The zoo needed $14 million to build the planned Arctic Edge exhibit and create a new home for its polar bear cubs. It got $12 million – no small feat – but it is nonetheless disappointing that it couldn’t raise the full amount, especially given the community’s overwhelming affection for the two cubs.
Luna was born at the Buffalo Zoo and quickly acclimated to her fame. She was born ready for her close-up. Her new friend, Kali, came to Buffalo from Alaska, where a hunter rescued him after killing his mother, not knowing she had recently given birth. Kali was nervous at first, but being smarter than the average bear, quickly adapted.
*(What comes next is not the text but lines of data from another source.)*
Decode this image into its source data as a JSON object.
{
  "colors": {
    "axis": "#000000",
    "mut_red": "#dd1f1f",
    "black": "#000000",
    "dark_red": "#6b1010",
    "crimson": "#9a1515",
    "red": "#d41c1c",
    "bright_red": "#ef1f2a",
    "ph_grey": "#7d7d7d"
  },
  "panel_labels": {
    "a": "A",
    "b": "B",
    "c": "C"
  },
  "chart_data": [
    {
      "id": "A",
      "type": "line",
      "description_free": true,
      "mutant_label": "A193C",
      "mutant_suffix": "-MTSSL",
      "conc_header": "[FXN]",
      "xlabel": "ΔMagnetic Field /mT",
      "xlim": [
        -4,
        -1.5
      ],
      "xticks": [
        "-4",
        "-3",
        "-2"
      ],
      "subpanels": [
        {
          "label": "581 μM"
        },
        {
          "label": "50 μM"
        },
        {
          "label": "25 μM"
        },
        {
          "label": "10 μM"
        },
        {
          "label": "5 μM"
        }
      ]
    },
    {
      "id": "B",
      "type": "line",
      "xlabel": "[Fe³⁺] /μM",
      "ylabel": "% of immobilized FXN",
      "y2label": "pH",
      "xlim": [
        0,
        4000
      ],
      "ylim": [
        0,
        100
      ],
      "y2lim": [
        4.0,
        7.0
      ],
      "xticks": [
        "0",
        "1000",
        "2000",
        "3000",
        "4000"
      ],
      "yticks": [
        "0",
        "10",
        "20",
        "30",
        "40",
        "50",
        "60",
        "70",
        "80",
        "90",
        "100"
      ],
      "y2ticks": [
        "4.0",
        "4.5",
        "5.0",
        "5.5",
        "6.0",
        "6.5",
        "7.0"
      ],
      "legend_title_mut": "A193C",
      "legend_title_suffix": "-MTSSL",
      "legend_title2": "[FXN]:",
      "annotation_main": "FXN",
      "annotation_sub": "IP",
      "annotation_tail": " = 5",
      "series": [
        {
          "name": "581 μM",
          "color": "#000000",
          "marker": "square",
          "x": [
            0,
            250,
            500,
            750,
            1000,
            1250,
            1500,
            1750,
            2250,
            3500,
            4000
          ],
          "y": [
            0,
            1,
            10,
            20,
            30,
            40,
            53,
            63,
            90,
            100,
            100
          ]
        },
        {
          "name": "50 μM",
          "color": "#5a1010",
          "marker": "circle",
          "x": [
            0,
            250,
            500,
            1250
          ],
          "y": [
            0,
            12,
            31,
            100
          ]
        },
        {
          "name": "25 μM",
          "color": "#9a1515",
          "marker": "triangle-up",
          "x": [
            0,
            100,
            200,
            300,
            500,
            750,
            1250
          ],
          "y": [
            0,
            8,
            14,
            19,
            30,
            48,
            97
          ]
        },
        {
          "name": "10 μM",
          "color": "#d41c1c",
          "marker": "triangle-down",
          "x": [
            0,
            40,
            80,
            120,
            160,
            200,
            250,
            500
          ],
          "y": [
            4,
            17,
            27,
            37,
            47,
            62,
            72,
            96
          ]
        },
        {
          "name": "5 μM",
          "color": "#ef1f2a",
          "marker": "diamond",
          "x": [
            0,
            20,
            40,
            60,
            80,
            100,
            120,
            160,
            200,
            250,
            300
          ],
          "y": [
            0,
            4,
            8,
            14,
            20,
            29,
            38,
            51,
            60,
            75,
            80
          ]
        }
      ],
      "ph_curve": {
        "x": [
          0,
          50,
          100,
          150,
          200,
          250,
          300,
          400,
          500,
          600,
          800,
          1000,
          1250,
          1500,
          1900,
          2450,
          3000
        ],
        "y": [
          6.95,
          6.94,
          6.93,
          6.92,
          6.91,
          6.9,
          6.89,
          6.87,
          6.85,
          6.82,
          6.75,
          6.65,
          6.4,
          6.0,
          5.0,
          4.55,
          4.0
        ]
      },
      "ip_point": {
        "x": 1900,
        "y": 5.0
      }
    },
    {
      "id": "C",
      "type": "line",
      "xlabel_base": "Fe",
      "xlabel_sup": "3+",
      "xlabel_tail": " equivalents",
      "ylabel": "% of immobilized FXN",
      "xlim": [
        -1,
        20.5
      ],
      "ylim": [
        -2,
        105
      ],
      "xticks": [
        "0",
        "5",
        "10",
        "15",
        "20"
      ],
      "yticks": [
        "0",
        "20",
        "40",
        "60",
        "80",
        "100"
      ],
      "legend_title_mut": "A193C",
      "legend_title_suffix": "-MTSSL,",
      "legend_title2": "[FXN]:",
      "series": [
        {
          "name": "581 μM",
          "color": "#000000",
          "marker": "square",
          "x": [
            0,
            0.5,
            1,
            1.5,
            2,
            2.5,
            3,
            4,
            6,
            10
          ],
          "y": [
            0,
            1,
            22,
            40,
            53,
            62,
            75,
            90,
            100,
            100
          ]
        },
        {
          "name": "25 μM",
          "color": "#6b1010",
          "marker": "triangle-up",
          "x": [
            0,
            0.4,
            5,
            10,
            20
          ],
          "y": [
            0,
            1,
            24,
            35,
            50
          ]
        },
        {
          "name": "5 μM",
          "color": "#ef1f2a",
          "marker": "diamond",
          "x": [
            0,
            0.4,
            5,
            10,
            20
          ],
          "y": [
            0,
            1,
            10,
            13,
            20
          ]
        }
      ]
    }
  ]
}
The bears’ habitat needs to meet standards of the Association of Zoos and Aquariums. That is urgent in any case, but especially so if the community hopes to keep Luna and Kali. As matters stand, the St. Louis Zoo, which is further ahead in building its new polar bear exhibit, is believed to have the inside track on claiming Kali. The U.S. Fisheries and Wildlife Service will make that decision.
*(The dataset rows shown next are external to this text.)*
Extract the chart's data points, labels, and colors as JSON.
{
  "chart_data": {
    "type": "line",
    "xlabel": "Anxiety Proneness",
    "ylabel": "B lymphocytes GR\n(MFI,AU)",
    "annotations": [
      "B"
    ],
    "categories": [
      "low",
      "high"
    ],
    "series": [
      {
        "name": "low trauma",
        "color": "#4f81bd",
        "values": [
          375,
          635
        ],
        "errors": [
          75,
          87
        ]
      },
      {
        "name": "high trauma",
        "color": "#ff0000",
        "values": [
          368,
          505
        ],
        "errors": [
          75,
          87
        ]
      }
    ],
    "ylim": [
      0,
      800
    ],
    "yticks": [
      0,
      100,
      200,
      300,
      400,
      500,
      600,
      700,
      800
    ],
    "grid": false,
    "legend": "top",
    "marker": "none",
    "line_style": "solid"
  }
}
To account for the shortfall in funding, Fernandes, the Buffalo Zoo’s president, and her team have revised plans for the new habitat, dropping, at least for now, a planned lynx exhibit. It could be restored in the future. The plans still call for wolf and bald eagle exhibits, but eliminate a waterfowl attraction that would have required expensive fencing along with a pool and water filtration system.
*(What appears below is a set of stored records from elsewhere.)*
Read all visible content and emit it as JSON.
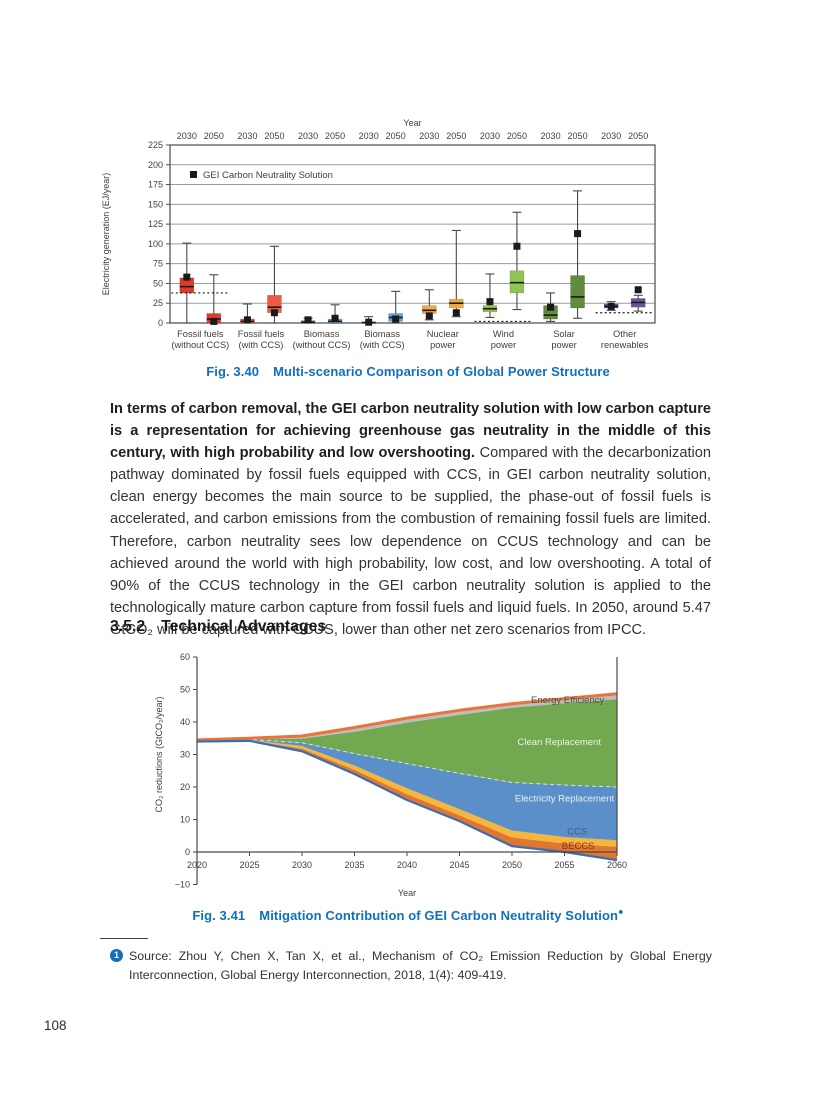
{
  "page": {
    "number": "108"
  },
  "figure1_caption": {
    "label": "Fig. 3.40",
    "title": "Multi-scenario Comparison of Global Power Structure"
  },
  "figure2_caption": {
    "label": "Fig. 3.41",
    "title": "Mitigation Contribution of GEI Carbon Neutrality Solution",
    "footnote_symbol": "●"
  },
  "paragraph": {
    "bold_sentence": "In terms of carbon removal, the GEI carbon neutrality solution with low carbon capture is a representation for achieving greenhouse gas neutrality in the middle of this century, with high probability and low overshooting.",
    "rest": " Compared with the decarbonization pathway dominated by fossil fuels equipped with CCS, in GEI carbon neutrality solution, clean energy becomes the main source to be supplied, the phase-out of fossil fuels is accelerated, and carbon emissions from the combustion of remaining fossil fuels are limited. Therefore, carbon neutrality sees low dependence on CCUS technology and can be achieved around the world with high probability, low cost, and low overshooting. A total of 90% of the CCUS technology in the GEI carbon neutrality solution is applied to the technologically mature carbon capture from fossil fuels and liquid fuels. In 2050, around 5.47 GtCO₂ will be captured with CCUS, lower than other net zero scenarios from IPCC."
  },
  "heading": {
    "number": "3.5.2",
    "title": "Technical Advantages"
  },
  "footnote": {
    "marker": "1",
    "text": "Source: Zhou Y, Chen X, Tan X, et al., Mechanism of CO₂ Emission Reduction by Global Energy Interconnection, Global Energy Interconnection, 2018, 1(4): 409-419."
  },
  "chart_data": [
    {
      "type": "box",
      "top_axis_label": "Year",
      "ylabel": "Electricity generation (EJ/year)",
      "ylim": [
        0,
        225
      ],
      "ytick_step": 25,
      "grid": true,
      "legend": {
        "label": "GEI Carbon Neutrality Solution",
        "marker_color": "#1a1a1a",
        "position": "top-left-inside"
      },
      "box_years": [
        "2030",
        "2050"
      ],
      "groups": [
        {
          "label1": "Fossil fuels",
          "label2": "(without CCS)",
          "color": "#e03a2c",
          "ref_line": 38,
          "boxes": [
            {
              "year": "2030",
              "lo": 0,
              "q1": 38,
              "med": 46,
              "q3": 57,
              "hi": 101,
              "gei": 58
            },
            {
              "year": "2050",
              "lo": 0,
              "q1": 0,
              "med": 5,
              "q3": 12,
              "hi": 61,
              "gei": 2
            }
          ]
        },
        {
          "label1": "Fossil fuels",
          "label2": "(with CCS)",
          "color": "#ef5b41",
          "ref_line": null,
          "boxes": [
            {
              "year": "2030",
              "lo": 0,
              "q1": 0,
              "med": 2,
              "q3": 5,
              "hi": 24,
              "gei": 4
            },
            {
              "year": "2050",
              "lo": 0,
              "q1": 13,
              "med": 20,
              "q3": 35,
              "hi": 97,
              "gei": 13
            }
          ]
        },
        {
          "label1": "Biomass",
          "label2": "(without CCS)",
          "color": "#63a0d4",
          "ref_line": null,
          "boxes": [
            {
              "year": "2030",
              "lo": 0,
              "q1": 0,
              "med": 1,
              "q3": 3,
              "hi": 6,
              "gei": 4
            },
            {
              "year": "2050",
              "lo": 0,
              "q1": 0,
              "med": 2,
              "q3": 5,
              "hi": 23,
              "gei": 6
            }
          ]
        },
        {
          "label1": "Biomass",
          "label2": "(with CCS)",
          "color": "#63a0d4",
          "ref_line": null,
          "boxes": [
            {
              "year": "2030",
              "lo": 0,
              "q1": 0,
              "med": 0.5,
              "q3": 1.5,
              "hi": 8,
              "gei": 1
            },
            {
              "year": "2050",
              "lo": 0,
              "q1": 2,
              "med": 7,
              "q3": 12,
              "hi": 40,
              "gei": 5
            }
          ]
        },
        {
          "label1": "Nuclear",
          "label2": "power",
          "color": "#f2a93b",
          "ref_line": null,
          "boxes": [
            {
              "year": "2030",
              "lo": 4,
              "q1": 12,
              "med": 16,
              "q3": 22,
              "hi": 42,
              "gei": 9
            },
            {
              "year": "2050",
              "lo": 8,
              "q1": 19,
              "med": 25,
              "q3": 30,
              "hi": 117,
              "gei": 13
            }
          ]
        },
        {
          "label1": "Wind",
          "label2": "power",
          "color": "#93c353",
          "ref_line": 2,
          "boxes": [
            {
              "year": "2030",
              "lo": 7,
              "q1": 14,
              "med": 18,
              "q3": 22,
              "hi": 62,
              "gei": 27
            },
            {
              "year": "2050",
              "lo": 17,
              "q1": 38,
              "med": 51,
              "q3": 66,
              "hi": 140,
              "gei": 97
            }
          ]
        },
        {
          "label1": "Solar",
          "label2": "power",
          "color": "#618c3c",
          "ref_line": null,
          "boxes": [
            {
              "year": "2030",
              "lo": 2,
              "q1": 5,
              "med": 10,
              "q3": 22,
              "hi": 38,
              "gei": 20
            },
            {
              "year": "2050",
              "lo": 6,
              "q1": 19,
              "med": 33,
              "q3": 60,
              "hi": 167,
              "gei": 113
            }
          ]
        },
        {
          "label1": "Other",
          "label2": "renewables",
          "color": "#6f4fa0",
          "ref_line": 13,
          "boxes": [
            {
              "year": "2030",
              "lo": 16,
              "q1": 19,
              "med": 21,
              "q3": 24,
              "hi": 27,
              "gei": 21
            },
            {
              "year": "2050",
              "lo": 15,
              "q1": 20,
              "med": 26,
              "q3": 31,
              "hi": 35,
              "gei": 42
            }
          ]
        }
      ]
    },
    {
      "type": "area",
      "xlabel": "Year",
      "ylabel": "CO₂ reductions (GtCO₂/year)",
      "xlim": [
        2020,
        2060
      ],
      "ylim": [
        -10,
        60
      ],
      "xtick_step": 5,
      "ytick_step": 10,
      "grid": false,
      "x": [
        2020,
        2025,
        2030,
        2035,
        2040,
        2045,
        2050,
        2055,
        2060
      ],
      "baseline": [
        34,
        34.2,
        31,
        24,
        16,
        9.5,
        1.8,
        0,
        -2.5
      ],
      "layers": [
        {
          "name": "BECCS",
          "fill": "#e0772e",
          "top": [
            34.1,
            34.35,
            31.8,
            25.3,
            17.8,
            11.3,
            4.5,
            2.6,
            1.6
          ],
          "label": {
            "x": 2056.3,
            "y": 1.0,
            "color": "#8a2f1d"
          }
        },
        {
          "name": "CCS",
          "fill": "#f5b63d",
          "top": [
            34.2,
            34.5,
            32.6,
            26.6,
            19.6,
            13.2,
            6.6,
            4.6,
            3.6
          ],
          "label": {
            "x": 2056.2,
            "y": 5.4,
            "color": "#44597a"
          }
        },
        {
          "name": "Electricity Replacement",
          "fill": "#5b8fc9",
          "top": [
            34.3,
            34.65,
            33.6,
            30.3,
            27.2,
            24.2,
            21.4,
            20.6,
            20
          ],
          "label": {
            "x": 2055,
            "y": 15.5,
            "color": "#e9f0f7"
          }
        },
        {
          "name": "Clean Replacement",
          "fill": "#71a850",
          "top": [
            34.4,
            34.8,
            34.9,
            37,
            39.8,
            42.2,
            44.4,
            45.8,
            47
          ],
          "label": {
            "x": 2054.5,
            "y": 33,
            "color": "#edf3e8"
          }
        },
        {
          "name": "Energy Efficiency",
          "fill": "#bdbdbd",
          "top": [
            34.5,
            35,
            35.7,
            38.3,
            41.2,
            43.6,
            45.6,
            47.2,
            48.7
          ],
          "label": {
            "x": 2055.3,
            "y": 45.8,
            "color": "#4f4f4f"
          }
        }
      ],
      "top_line_color": "#e8743a",
      "bottom_line_color": "#3e6cb3"
    }
  ]
}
In addition, the revised design cuts back on use of synthetic rock, which is expensive. It was to be used for walls, bluffs and at grade level. Instead – and this isn’t such a bad thing – the new exhibit will recycle stone from the former bear exhibits and add a woodlike material.
“The existing bear pit had a lot of public sentiment, and reusing that material is also a way to pay homage to the history of the zoo,” said Gwen Howard, senior project manager for Foit-Albert Associates.
Fernandes responded quickly and appropriately to the funding shortfall, but it’s a shame it had to happen. The Buffalo Zoo is one of Western New York’s premiere attractions – and one that is continually improving under Fernandes’ leadership.
But there appears to be no choice now but to cut back on the plans – and hope that when bids come in, there is enough money to cover the cost. The alternative is not a happy one for Buffalo.